Strawberries still dot the shelf at the supermarkets. So I stuffed a couple of boxes in my bag and came home trying to decide between a berry crumble or a strawberry sauce to accompany cakes and meringues. In the end, the weather convinced me to go for something hot, gooey and chocolatey (insert sarcastic quip about fickle-mindedness here).

The strawberries stared up at me forlornly from the shopper bag. So as an immense act of gluttony, I dunked all of them in a lusciously honeyed serving of cream. Some of them even made it to the top of the hot pots. The recipe can make about 4 hot pots, although I had to downsize the quantities to make for one.

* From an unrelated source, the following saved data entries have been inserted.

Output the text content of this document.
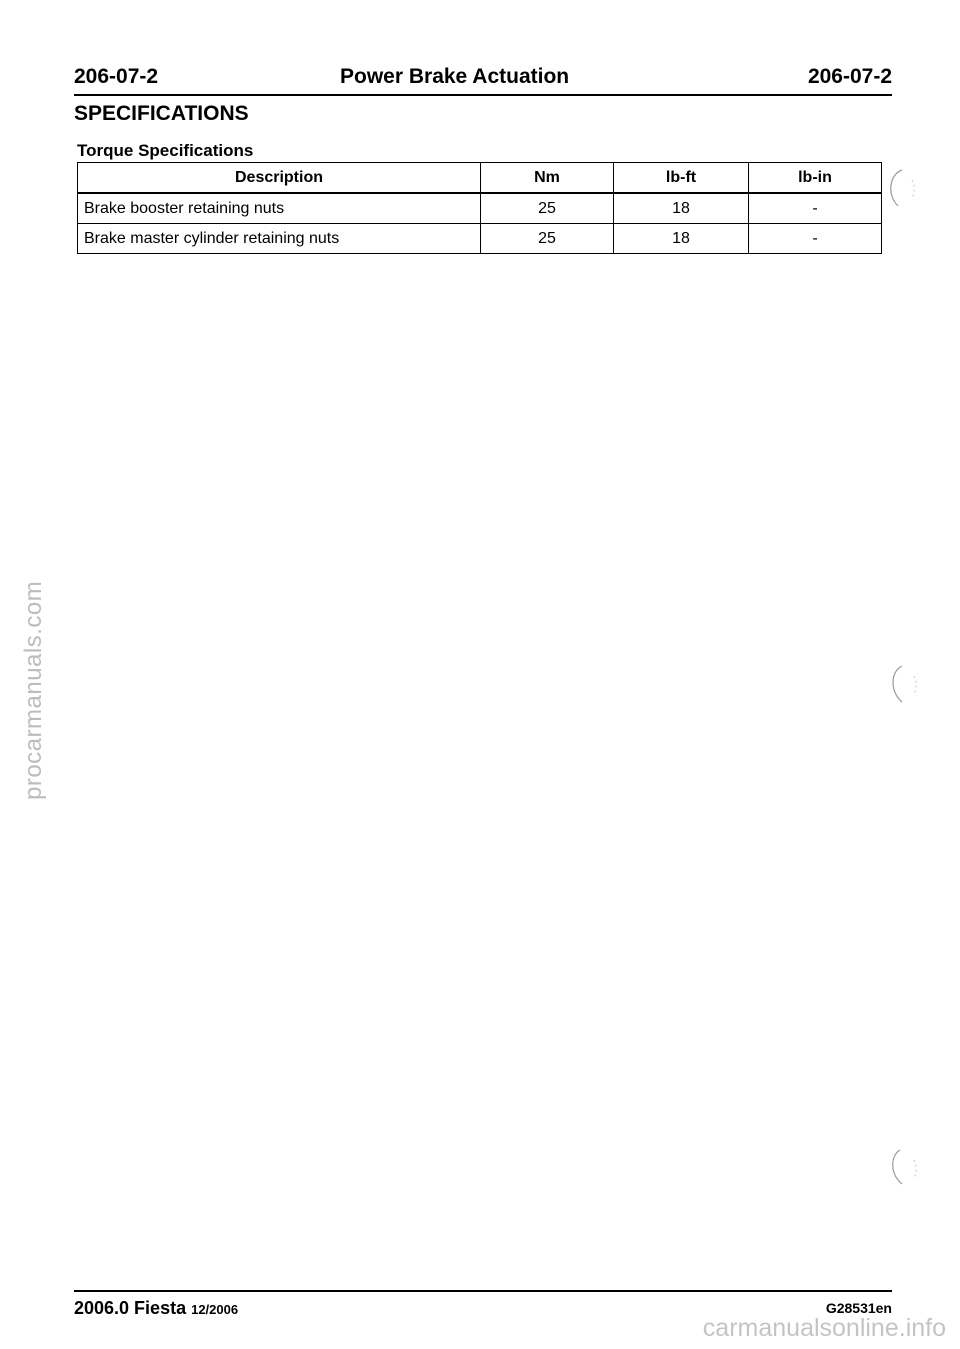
206-07-2	Power Brake Actuation	206-07-2
SPECIFICATIONS
Torque Specifications
Description	Nm	lb-ft	lb-in
Brake booster retaining nuts	25	18	-
Brake master cylinder retaining nuts	25	18	-
2006.0 Fiesta 12/2006	G28531en
procarmanuals.com
carmanualsonline.info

Nigella Lawson’s Chocolate Hot Pots

1 cup of chocolate chips (or chopped dark chocolate about one and a half 100gm bars)
1/2 cup softened unsalted butter
3/4 cup caster sugar
3 tbsp all-purpose flour
Icing sugar, to dust
Strawberries and cream, to garnish

(The original recipe calls for 3/4 cup of dark chocolate chips and 1/4 cup of white chocolate chips, but since my addiction to dark chocolate leaves no room for its white cousin, I’ve used up a whole cup of dark)

Pre-heat the oven to 170-180 deg C. Grease 4 ramekins and place them on a baking tray. I find that leftover butter-wrappers, or fingers dipped in olive oil work best for greasing ramekins/tins.
Melt the chocolate and butter in a double-boiler and set aside to cool a little. Combine eggs, sugar and flour in a bowl and mix in the chocolate mixture.
Divide the mixture equally into the ramekins and pop the tray into the oven. bake for about 15-20 minutes or till the tops are cracked . On inserting a toothpick or skewer, it should come out greasy and smothered in chocolate goop.
Sprinkle the tops with icing sugar. Garnish with strawberries and serve with some lightly whipped cream.